I was being poisoned.
The effects were instant. My legs buckled and the world tilted sideways.
The Sultan’s army had found us.
Why hadn’t we had warning? I could’ve done something. I could’ve raised the desert. I could’ve stopped them. Now I could barely fight. I thrashed helplessly, my fingers clawing at the hand on my mouth. I twisted to the side, struggling to throw my weight downwards. Mostly knowing it was already too late. As I fell I saw two bodies slumped in the sand, not moving.
The watch, already dead.
I needed to warn the others. The world was fading. I was slipping away. I was going to die. Jin. I needed to give him a chance to escape. To save the others.
I opened my mouth to scream a warning. The darkness swallowed it with me.
Chapter 12
I woke up being violently sick. Vomit splattered next to me across the wooden floor, by a bucket. I grabbed it before the second heave came.
Everything left in my stomach came up.
I squeezed my eyes shut and tightened my arms around the metal bucket. I ignored the cloying smell of vomit climbing up from the bottom. My head was still spinning, my stomach still churning. I didn’t move straight away, even after I was sure there was nothing left to choke up but my own liver.
I seemed to still be alive. Which was unexpected. I’d feel good about it when I stopped retching my insides up. And which meant I’d been drugged, not poisoned. The army ought to have killed me. They ought to have killed all of us.
Maybe they’d kept me alive because I was a Demdji, and I was valuable. Or because I was a girl and I looked helpless. But they didn’t have any reason to take the rest of the camp alive. They’d have no reason not to take one look at Jin, who always looked like he could be trouble, asleep, and put a bullet through him to keep him out of the way.

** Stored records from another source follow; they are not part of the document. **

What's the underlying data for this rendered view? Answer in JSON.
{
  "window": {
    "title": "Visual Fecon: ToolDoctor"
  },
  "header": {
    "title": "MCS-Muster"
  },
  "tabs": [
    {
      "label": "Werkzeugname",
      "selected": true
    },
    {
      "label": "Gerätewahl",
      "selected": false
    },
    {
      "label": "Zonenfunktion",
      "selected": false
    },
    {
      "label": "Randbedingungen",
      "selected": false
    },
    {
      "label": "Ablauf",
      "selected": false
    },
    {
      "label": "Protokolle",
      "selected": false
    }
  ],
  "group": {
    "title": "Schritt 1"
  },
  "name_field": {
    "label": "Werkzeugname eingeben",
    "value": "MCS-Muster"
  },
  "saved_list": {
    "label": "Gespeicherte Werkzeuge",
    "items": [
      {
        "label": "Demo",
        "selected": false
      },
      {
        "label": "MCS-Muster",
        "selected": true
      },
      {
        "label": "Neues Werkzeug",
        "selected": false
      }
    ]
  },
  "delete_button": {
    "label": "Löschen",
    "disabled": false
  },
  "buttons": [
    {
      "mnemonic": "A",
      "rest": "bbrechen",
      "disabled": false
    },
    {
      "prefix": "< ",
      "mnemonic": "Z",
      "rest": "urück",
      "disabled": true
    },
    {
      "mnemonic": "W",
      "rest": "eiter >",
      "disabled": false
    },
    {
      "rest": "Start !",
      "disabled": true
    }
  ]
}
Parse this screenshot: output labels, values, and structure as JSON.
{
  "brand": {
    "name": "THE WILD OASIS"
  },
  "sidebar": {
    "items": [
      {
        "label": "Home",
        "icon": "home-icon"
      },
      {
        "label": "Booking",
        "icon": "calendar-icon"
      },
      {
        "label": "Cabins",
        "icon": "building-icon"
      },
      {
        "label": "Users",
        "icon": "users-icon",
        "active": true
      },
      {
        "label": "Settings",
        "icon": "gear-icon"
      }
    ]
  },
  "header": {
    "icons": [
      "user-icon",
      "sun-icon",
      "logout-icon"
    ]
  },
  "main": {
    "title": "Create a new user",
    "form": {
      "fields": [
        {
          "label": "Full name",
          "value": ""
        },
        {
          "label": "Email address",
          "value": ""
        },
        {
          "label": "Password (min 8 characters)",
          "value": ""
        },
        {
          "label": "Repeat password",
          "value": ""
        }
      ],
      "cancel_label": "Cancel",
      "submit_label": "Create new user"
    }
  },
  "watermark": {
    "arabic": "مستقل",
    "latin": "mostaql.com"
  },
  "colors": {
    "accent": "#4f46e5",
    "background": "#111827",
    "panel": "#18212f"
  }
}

There was one way I could know for sure. I couldn’t speak anything that wasn’t the truth. If I couldn’t say it out loud, then he was gone.
I swallowed the bile in my throat.
‘Jin is alive.’
The truth slipped out like a prayer into the dark, so huge and so certain I felt like I finally understood how Princess Hawa had been able to call the dawn. The words felt as important as the rising sun, easing the panic in my chest.
Jin was alive. Probably a captive in this place like I was.
I started listing names quickly. Shazad, Ahmed, Delila, Hala, Imin – they were alive, one after the other. Not once did my tongue stumble. They were all fine. Well, trying to say they were fine out loud might be pushing my luck, seeing as we’d all just lost our home. But alive. And so was I. And I wasn’t about to let that change.
I was going to live long enough to get back to them.